Dimanche 6 Mai à 16h
Ay Carmela
par la Cie Afag Théâtre
répétition publique

Une pièce de De José Sanchis Sinisterra
Un duo d’acteurs perdus sur fond de guerre d’Espagne.

Avec Virginie Rodriguez et Serge Balu, mise en scène Jean-Baptiste Guintrand.

Présentation par la Cie Afag Théâtre :

Pour ce nouveau spectacle de la compagnie, pas d’alexandrins, de combats spectaculaires ni même de barbus hirsutes… Nous restons bien sûr fidèles à notre auteur fétiche mais fidélité n’est pas exclusivité, et là, on est tombé sous le charme espagnol de José Sanchis Sinisterra qui en 1987 a écrit /Ay Carmela - Elégie d’une guerre civile en deux actes et un épilogue/ , alors on s’est dit : - allons-y…

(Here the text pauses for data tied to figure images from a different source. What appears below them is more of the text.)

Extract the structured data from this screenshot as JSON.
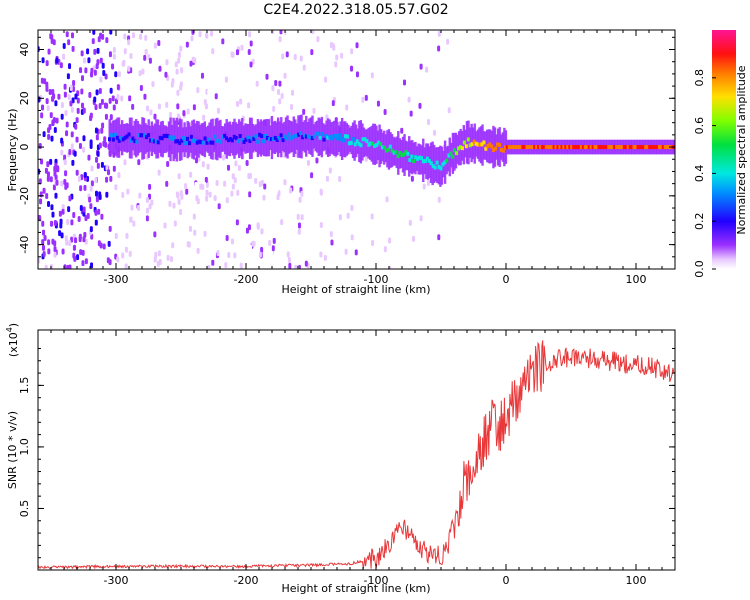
{
  "title": "C2E4.2022.318.05.57.G02",
  "colorbar": {
    "label": "Normalized spectral amplitude",
    "ticks": [
      "0.0",
      "0.2",
      "0.4",
      "0.6",
      "0.8"
    ],
    "tick_values": [
      0.0,
      0.2,
      0.4,
      0.6,
      0.8
    ]
  },
  "chart_data": [
    {
      "type": "heatmap",
      "xlabel": "Height of straight line (km)",
      "ylabel": "Frequency (Hz)",
      "xlim": [
        -360,
        130
      ],
      "ylim": [
        -50,
        48
      ],
      "x_ticks": [
        -300,
        -200,
        -100,
        0,
        100
      ],
      "x_tick_labels": [
        "-300",
        "-200",
        "-100",
        "0",
        "100"
      ],
      "y_ticks": [
        -40,
        -20,
        0,
        20,
        40
      ],
      "y_tick_labels": [
        "-40",
        "-20",
        "0",
        "20",
        "40"
      ],
      "value_range": [
        0,
        1
      ],
      "ridge": {
        "x": [
          -305,
          -250,
          -200,
          -150,
          -120,
          -100,
          -80,
          -60,
          -50,
          -45,
          -40,
          -30,
          -20,
          -10,
          0,
          50,
          100,
          130
        ],
        "y": [
          4,
          3,
          3.5,
          4.5,
          3,
          1,
          -3,
          -6,
          -8,
          -5,
          -2,
          2,
          1,
          0,
          0,
          0,
          0,
          0
        ],
        "amplitude": [
          0.3,
          0.3,
          0.3,
          0.35,
          0.4,
          0.5,
          0.55,
          0.45,
          0.5,
          0.55,
          0.6,
          0.75,
          0.8,
          0.85,
          0.88,
          0.9,
          0.9,
          0.9
        ]
      }
    },
    {
      "type": "line",
      "xlabel": "Height of straight line (km)",
      "ylabel": "SNR (10 * v/v)",
      "y_multiplier": "(x10",
      "y_multiplier_exp": "4",
      "y_multiplier_close": ")",
      "xlim": [
        -360,
        130
      ],
      "ylim": [
        0,
        1.95
      ],
      "x_ticks": [
        -300,
        -200,
        -100,
        0,
        100
      ],
      "x_tick_labels": [
        "-300",
        "-200",
        "-100",
        "0",
        "100"
      ],
      "y_ticks": [
        0.5,
        1.0,
        1.5
      ],
      "y_tick_labels": [
        "0.5",
        "1.0",
        "1.5"
      ],
      "series": [
        {
          "color": "#e8383a",
          "x": [
            -360,
            -300,
            -200,
            -150,
            -120,
            -100,
            -90,
            -85,
            -80,
            -75,
            -70,
            -65,
            -60,
            -55,
            -50,
            -45,
            -40,
            -35,
            -30,
            -25,
            -20,
            -15,
            -10,
            -5,
            0,
            5,
            10,
            15,
            20,
            25,
            30,
            35,
            40,
            50,
            60,
            70,
            80,
            90,
            100,
            110,
            120,
            130
          ],
          "y": [
            0.02,
            0.03,
            0.03,
            0.04,
            0.05,
            0.1,
            0.2,
            0.3,
            0.35,
            0.3,
            0.22,
            0.17,
            0.14,
            0.12,
            0.12,
            0.16,
            0.4,
            0.6,
            0.75,
            0.85,
            0.95,
            1.1,
            1.2,
            1.15,
            1.25,
            1.35,
            1.45,
            1.55,
            1.6,
            1.64,
            1.67,
            1.7,
            1.72,
            1.73,
            1.72,
            1.72,
            1.7,
            1.68,
            1.67,
            1.65,
            1.63,
            1.6
          ]
        }
      ]
    }
  ]
}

Ville de Belchite en Aragon, pendant la guerre civile espagnole en 1938. Paulino et Carmela comédiens ambulants, artistes de variétés habitués aux salles perdues, au public populaire, s’échauffent, se préparent, règlent les derniers détails techniques avant que le rideau ne s’ouvre.

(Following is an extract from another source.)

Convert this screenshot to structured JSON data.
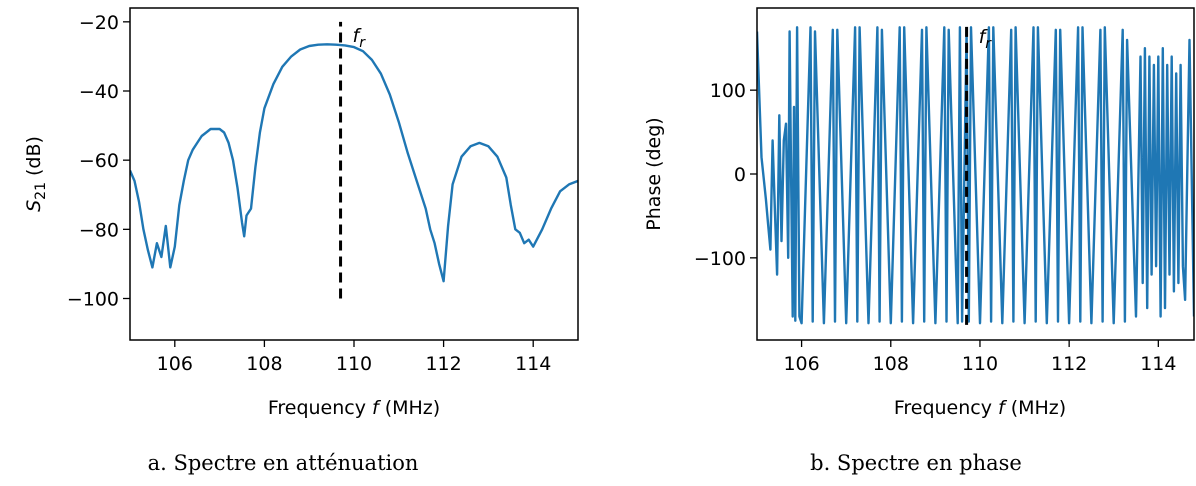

Ils ont peurs. Tous les comédiens ont peurs avant que le rideau ne s’ouvre, mais là, le public est armé, en uniformes franquistes, fascistes et nazis, parmi eux il y a le général Franco et la fine fleur de la croisade nationaliste, en haut, enchaînés il y a aussi un petit groupe de prisonniers étrangers qu’on fusillera demain à l’aube…

Le rideau s’ouvre, Carmela tremble, la représentation va basculer…

C’est une pièce sur le théâtre, pas celui des capitales, mais le théâtre des pauvres, itinérant, chaleureux, maladroit, où on doit se tailler vite fait un costume dans de vieux rideaux, où le phonographe tombe en panne un soir sur deux et où il faut s’adapter à tout prix à son public.

C’est aussi une histoire d’amour, simple et émouvante, deux qui s’aiment, se perdent, croient pouvoir se retrouver, y parviennent presque, s’effleurent, puis, sans savoir pourquoi, s’éloignent malgré eux, se parlent de plus loin, s’écoutent sans plus se comprendre, dans deux mondes distincts…

C’est une pièce sur l’histoire bien-sûr, qui très habilement, nous emmène dans cette période trouble faite de peur et de confusion, où le brouillard peut nous faire passer d’un camp à l’autre, où la paranoïa règne, ou l’ami d’hier peut être le bourreau de demain, on l’on doit chuchoter, choisir ses mots, ne se laisser aller en rien : une guerre civile.

C’est une pièce politique enfin, non pas que Sinisterra ait voulu ouvertement, frontalement faire l’apologie des brigades internationales, mais surtout parce que cette histoire et son contexte historique nous disent que le théâtre, qu’un geste de théâtre peut être aussi courageux, dynamique et efficace qu’un discours ou qu’une arme.